CCLA is demanding that its monitors be released promptly. CCLA has been unable to contact them: no access to a lawyer has been provided. Many other peaceful protesters have also been arrested. Police must have reasonable grounds to arrest people. Mass arrests are not an appropriate way to police sitting crowds in a democracy.
Up until late Saturday afternoon, police actions had been restrained. Certainly, it had been disproportionate at times, with hundreds of police officers surrounded 75 peaceful marchers; large groups of police officers circling one lone protester to search a back pack; umbrellas and water bottles being seized. We also witnessed people intercepted and detained, even charged for not identifying themselves.
Friday's marches were tense in a couple of places: police officers rammed their bicycles into protesters, and verbal confrontations occurred but it ended peacefully. Saturday started out with the large "People First" march with a trajectory negotiated and approved by the police: down University, west on Queens, north on Spadina and back to Queen's Park. The protest marshals knew that there would be splinter groups wanting to reach the fence to spray it or put their banner up. Looters were also expected to take advantage of the situation.

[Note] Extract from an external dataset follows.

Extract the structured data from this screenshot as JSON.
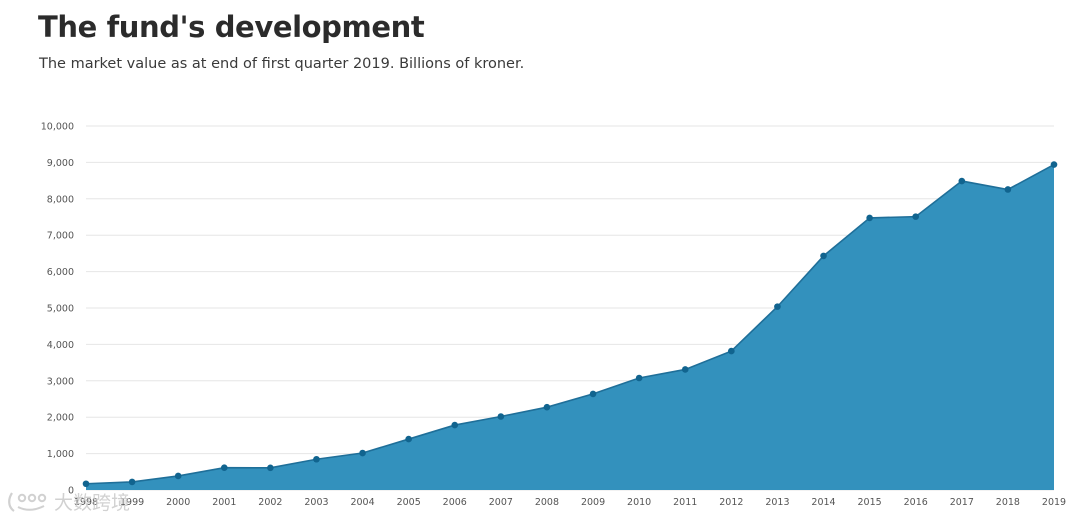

Yet it is unclear why police cruisers would be in the vicinity of the protest. Throughout the week, police officers circulated in unmarked vans. While hundreds of riot police officers were blockading streets south of Queen, looters got out and threw rocks along Queen and up Yonge (reports vary on the numbers, from 50 to 100). Confrontations occurred as well on King.
It is still unclear why the people gathered at Queen's Park at 5 pm were suddenly charged by riot police. It appears that the small group of black clad looters was still out to spray paint and throw rocks in windows. Certainly, however, not all those at Queen's Park fell into this category. Since then, more than 500 people have been arrested and none are being released. It would appear that the presumption of innocence has been suspended during the G20.
CCLA is concerned about the conditions of detention: people are being denied access to lawyers, they are unable to contact their families and we have heard that there are no plans for prompt release. The police does not appear to make serious attempts to provide access to lawyers or information. This is a serious violation of basic rights of hundreds of people.